But then. There are others. Those for whom on-site working is the only option. For whom ‘working from home’ is a cramped corner with a laptop in a shared address with lousy wi-fi. For whom support from supervisors was never that great and is now wholly absent. Whose income has disappeared or been compromised. For whom carrying on will mean serious risk. For these people, and there must be many of them, the pandemic poses a particular threat.

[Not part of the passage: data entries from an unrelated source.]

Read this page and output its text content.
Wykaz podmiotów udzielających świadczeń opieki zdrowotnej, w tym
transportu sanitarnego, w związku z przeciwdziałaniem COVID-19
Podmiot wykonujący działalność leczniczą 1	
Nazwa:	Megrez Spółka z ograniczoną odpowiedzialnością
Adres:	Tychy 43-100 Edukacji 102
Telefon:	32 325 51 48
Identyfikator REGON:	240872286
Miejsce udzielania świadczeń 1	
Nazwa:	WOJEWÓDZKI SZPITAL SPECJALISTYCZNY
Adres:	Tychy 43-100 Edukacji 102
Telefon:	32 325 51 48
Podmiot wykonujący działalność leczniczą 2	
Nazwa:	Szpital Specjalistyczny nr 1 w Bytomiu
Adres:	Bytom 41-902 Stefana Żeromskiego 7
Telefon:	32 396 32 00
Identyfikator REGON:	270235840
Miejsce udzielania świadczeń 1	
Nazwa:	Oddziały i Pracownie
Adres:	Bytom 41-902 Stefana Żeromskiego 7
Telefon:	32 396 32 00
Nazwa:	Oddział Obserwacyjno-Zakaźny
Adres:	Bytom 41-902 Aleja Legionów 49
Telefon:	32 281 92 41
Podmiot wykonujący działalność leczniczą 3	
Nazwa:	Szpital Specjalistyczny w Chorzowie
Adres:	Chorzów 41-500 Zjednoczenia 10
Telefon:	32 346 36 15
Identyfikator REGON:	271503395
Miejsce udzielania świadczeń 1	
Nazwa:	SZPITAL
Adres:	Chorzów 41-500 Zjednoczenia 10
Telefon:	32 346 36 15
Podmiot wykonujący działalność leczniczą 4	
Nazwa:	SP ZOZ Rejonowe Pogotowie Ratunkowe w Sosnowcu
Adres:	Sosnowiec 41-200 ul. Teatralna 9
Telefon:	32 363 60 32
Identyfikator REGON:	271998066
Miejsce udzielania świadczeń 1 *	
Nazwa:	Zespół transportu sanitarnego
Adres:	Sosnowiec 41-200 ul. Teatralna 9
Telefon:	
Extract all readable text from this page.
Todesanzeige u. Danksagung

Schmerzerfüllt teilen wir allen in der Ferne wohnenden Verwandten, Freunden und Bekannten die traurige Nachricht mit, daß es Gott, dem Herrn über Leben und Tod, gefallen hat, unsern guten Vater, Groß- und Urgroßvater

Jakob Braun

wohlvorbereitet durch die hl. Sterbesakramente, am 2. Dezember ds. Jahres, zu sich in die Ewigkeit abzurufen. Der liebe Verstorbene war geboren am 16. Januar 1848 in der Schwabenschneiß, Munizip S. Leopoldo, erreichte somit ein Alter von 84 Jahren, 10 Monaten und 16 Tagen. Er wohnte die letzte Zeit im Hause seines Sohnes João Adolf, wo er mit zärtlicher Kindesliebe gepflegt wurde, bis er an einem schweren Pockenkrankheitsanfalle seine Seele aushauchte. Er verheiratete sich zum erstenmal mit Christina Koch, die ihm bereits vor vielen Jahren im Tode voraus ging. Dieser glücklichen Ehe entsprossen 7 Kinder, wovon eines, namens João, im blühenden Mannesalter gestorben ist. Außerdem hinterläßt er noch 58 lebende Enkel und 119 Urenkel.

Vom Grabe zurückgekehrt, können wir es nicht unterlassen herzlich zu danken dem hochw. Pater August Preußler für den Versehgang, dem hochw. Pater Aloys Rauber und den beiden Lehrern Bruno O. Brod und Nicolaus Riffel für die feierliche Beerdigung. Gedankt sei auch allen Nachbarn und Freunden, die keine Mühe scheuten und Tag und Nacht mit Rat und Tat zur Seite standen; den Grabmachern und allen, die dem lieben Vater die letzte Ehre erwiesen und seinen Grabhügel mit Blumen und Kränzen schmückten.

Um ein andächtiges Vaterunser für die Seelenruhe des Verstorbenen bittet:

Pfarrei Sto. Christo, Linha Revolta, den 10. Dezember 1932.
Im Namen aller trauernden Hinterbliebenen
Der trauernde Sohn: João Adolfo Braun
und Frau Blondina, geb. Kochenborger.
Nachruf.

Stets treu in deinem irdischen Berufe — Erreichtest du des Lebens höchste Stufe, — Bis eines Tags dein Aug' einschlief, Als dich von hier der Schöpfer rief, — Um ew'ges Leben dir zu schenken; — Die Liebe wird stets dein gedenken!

It’s not as if everything was sunny before the virus hit. The fact that The PhD Proofreaders exists at all is testimony to the cruel reality: many students are not supported, are not left feeling they are getting what they should. All of us feel we are imposters, at least some of the time. I know I did, and still do. The knowledge I can be a convincingly good one, frankly, doesn’t help (part of my career was spent in health public relations – no one stands in front of a national TV news crew defending a hospital and feels totally convinced of their own role; or if you do, that’s when they get the cringing howler…).
So how much worse must it be for my fellow students who are not getting the help they deserve? How can the pandemic do anything other than make it far worse? Even for those of us who are luckier, this pandemic has made human contact all the more harder. It’s so much harder not to think your supervisor is having a go at you for no good reason when you are meeting via a screen, when you cannot hold those nourishing and stabilising informal chats with people who get it – and point out your paranoia is actually normal. And yes, your supervisor does have a point, mate – take a calmer look.